Pathogenesis of lymphedema

Lymphedema is caused by impaired lymph transport. The function of the lymphatic vessels is to drain fluid from the capillaries that accumulates in the interstitial tissue to maintain constant interstitial pressure. Venous capillaries reabsorb 90% of interstitial fluid, the remaining fluid is transported into the blood by lymphatic ducts in the form of lymph. Under normal conditions, the same amount of fluid is transported into the interstitium as out of it. This balance is disrupted in lymphedema due to deterioration of lymphatic transport capacity, leading to fluid accumulation in the interstitial tissue and edema.

Causes of pathology

Lymphedema is divided into primary and secondary, based on the causes of its occurrence. The primary one is a congenital anomaly, in turn, the appearance of secondary lymphostasis can be caused by:

  • formation of tumors of the lymphatic system;
  • injuries, including burns, radiation, etc.;
  • damage during surgery;
  • physical inactivity;
  • chronic pathologies leading to venous insufficiency and stagnation of lymph in the extremities;
  • infections (parasitic and staphylococcal);
  • erysipelas on legs;
  • obesity;
  • surgeries in the thoracic area related to oncology.

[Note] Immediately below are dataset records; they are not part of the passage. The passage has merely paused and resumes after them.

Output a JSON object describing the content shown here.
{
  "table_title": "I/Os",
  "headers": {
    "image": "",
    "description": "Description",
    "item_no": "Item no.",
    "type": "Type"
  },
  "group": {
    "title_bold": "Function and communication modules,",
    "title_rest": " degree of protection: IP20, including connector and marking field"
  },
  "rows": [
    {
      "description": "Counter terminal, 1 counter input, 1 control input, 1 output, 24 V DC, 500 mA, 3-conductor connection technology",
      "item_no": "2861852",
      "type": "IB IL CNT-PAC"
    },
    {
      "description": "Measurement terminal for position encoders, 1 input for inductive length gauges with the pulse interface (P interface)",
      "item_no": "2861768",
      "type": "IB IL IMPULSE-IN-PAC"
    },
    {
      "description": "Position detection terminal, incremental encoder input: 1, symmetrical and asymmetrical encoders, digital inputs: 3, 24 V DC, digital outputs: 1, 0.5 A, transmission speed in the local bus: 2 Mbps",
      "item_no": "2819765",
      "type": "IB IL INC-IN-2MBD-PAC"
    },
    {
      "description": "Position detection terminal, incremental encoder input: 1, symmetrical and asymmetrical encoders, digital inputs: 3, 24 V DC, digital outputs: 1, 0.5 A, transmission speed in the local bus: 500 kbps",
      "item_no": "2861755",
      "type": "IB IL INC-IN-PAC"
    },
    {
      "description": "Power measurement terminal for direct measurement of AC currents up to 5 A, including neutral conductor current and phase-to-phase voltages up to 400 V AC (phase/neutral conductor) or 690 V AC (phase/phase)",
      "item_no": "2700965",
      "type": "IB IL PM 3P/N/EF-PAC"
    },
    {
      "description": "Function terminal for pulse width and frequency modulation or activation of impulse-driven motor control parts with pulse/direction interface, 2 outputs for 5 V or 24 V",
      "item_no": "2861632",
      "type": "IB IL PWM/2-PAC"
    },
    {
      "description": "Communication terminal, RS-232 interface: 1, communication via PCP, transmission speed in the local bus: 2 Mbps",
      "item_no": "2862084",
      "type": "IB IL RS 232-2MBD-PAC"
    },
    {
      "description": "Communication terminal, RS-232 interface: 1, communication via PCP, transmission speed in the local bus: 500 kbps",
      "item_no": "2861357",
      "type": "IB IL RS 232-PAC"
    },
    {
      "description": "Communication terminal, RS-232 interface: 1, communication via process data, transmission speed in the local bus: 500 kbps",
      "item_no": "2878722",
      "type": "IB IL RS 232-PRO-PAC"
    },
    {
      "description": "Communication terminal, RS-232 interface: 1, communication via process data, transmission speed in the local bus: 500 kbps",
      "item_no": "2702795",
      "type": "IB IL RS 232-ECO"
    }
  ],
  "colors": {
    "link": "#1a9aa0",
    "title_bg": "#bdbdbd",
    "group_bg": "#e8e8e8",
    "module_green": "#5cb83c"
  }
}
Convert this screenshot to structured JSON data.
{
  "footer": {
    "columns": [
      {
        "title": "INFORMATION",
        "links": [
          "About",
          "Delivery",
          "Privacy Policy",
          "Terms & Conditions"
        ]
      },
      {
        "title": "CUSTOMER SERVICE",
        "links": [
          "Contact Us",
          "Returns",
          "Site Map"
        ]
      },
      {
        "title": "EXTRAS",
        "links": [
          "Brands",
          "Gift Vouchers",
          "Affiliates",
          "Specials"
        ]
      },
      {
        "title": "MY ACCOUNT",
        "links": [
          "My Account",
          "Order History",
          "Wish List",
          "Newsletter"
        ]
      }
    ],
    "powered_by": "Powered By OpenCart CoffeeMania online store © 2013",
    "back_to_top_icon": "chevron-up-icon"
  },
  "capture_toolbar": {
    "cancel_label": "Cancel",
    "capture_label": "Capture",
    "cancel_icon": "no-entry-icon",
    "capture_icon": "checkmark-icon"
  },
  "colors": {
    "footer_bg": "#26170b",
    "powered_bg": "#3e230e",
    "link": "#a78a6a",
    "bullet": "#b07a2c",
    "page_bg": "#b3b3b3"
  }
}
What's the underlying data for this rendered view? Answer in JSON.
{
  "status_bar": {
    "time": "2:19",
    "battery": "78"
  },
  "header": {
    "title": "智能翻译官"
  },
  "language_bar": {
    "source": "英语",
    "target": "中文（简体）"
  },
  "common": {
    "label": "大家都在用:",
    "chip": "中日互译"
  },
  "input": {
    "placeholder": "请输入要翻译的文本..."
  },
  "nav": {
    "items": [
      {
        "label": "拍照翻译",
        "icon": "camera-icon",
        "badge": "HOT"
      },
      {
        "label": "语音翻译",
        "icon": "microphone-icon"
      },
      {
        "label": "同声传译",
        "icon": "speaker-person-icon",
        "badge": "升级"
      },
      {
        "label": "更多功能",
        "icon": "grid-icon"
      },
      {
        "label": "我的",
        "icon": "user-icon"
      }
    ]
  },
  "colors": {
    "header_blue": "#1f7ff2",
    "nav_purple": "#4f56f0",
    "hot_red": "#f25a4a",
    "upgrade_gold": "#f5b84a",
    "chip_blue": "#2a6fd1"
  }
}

The pathological condition can be localized in various parts of the body:

  • lymphedema of the lower extremities;
  • lymphostasis of the hand;
  • lymphedema of the foot, etc.

Lymphodermatitis and lymphodermatosclerosis may also occur.

Treatment

The goal of conservative treatment for lymphedema is to improve the contractile function of the lymphangion (a structural unit of the lymphatic system, consisting of a muscular cuff, the wall of the valvular sinus and the area of ​​valve attachment. – editor’s note), improve the motility of the lymphatic vessels and tissue oxygenation, the rheological properties of the blood, and prevent erysipelas inflammation and trophic ulcers.

Conservative treatment methods can be divided into three groups:

  • mechanical,
  • physical,
  • pharmacological.

Mechanical methods include therapeutic exercises, massage, compression therapy, pneumocompression, and body weight control.

Physical – various types of physiotherapeutic effects (amplipulse, electrophoresis, electrical stimulation, ultraviolet irradiation of blood).

Pharmacotherapy is an integral part of conservative treatment and may include the use of several groups of drugs: those that improve the rheological properties of blood, antibiotics (if indicated), immunomodulators, desensitizing agents, diuretics (however, due to their ability to increase fibrosis, they are prescribed infrequently), phlebotonics.

I would like to dwell on the latter in more detail, since they are the basis of lymphatic drainage therapy. In this regard, preparations based on highly purified diosmin are especially effective, since it has a polyvalent effect. This bioflavonoid has a venotonic and lymphatic drainage effect (increases lymph flow by increasing the oncotic pressure of lymph, reduces capillary permeability, has a direct protective effect on the microvasculature, and has an anti-inflammatory effect due to the blockade of inflammatory mediators.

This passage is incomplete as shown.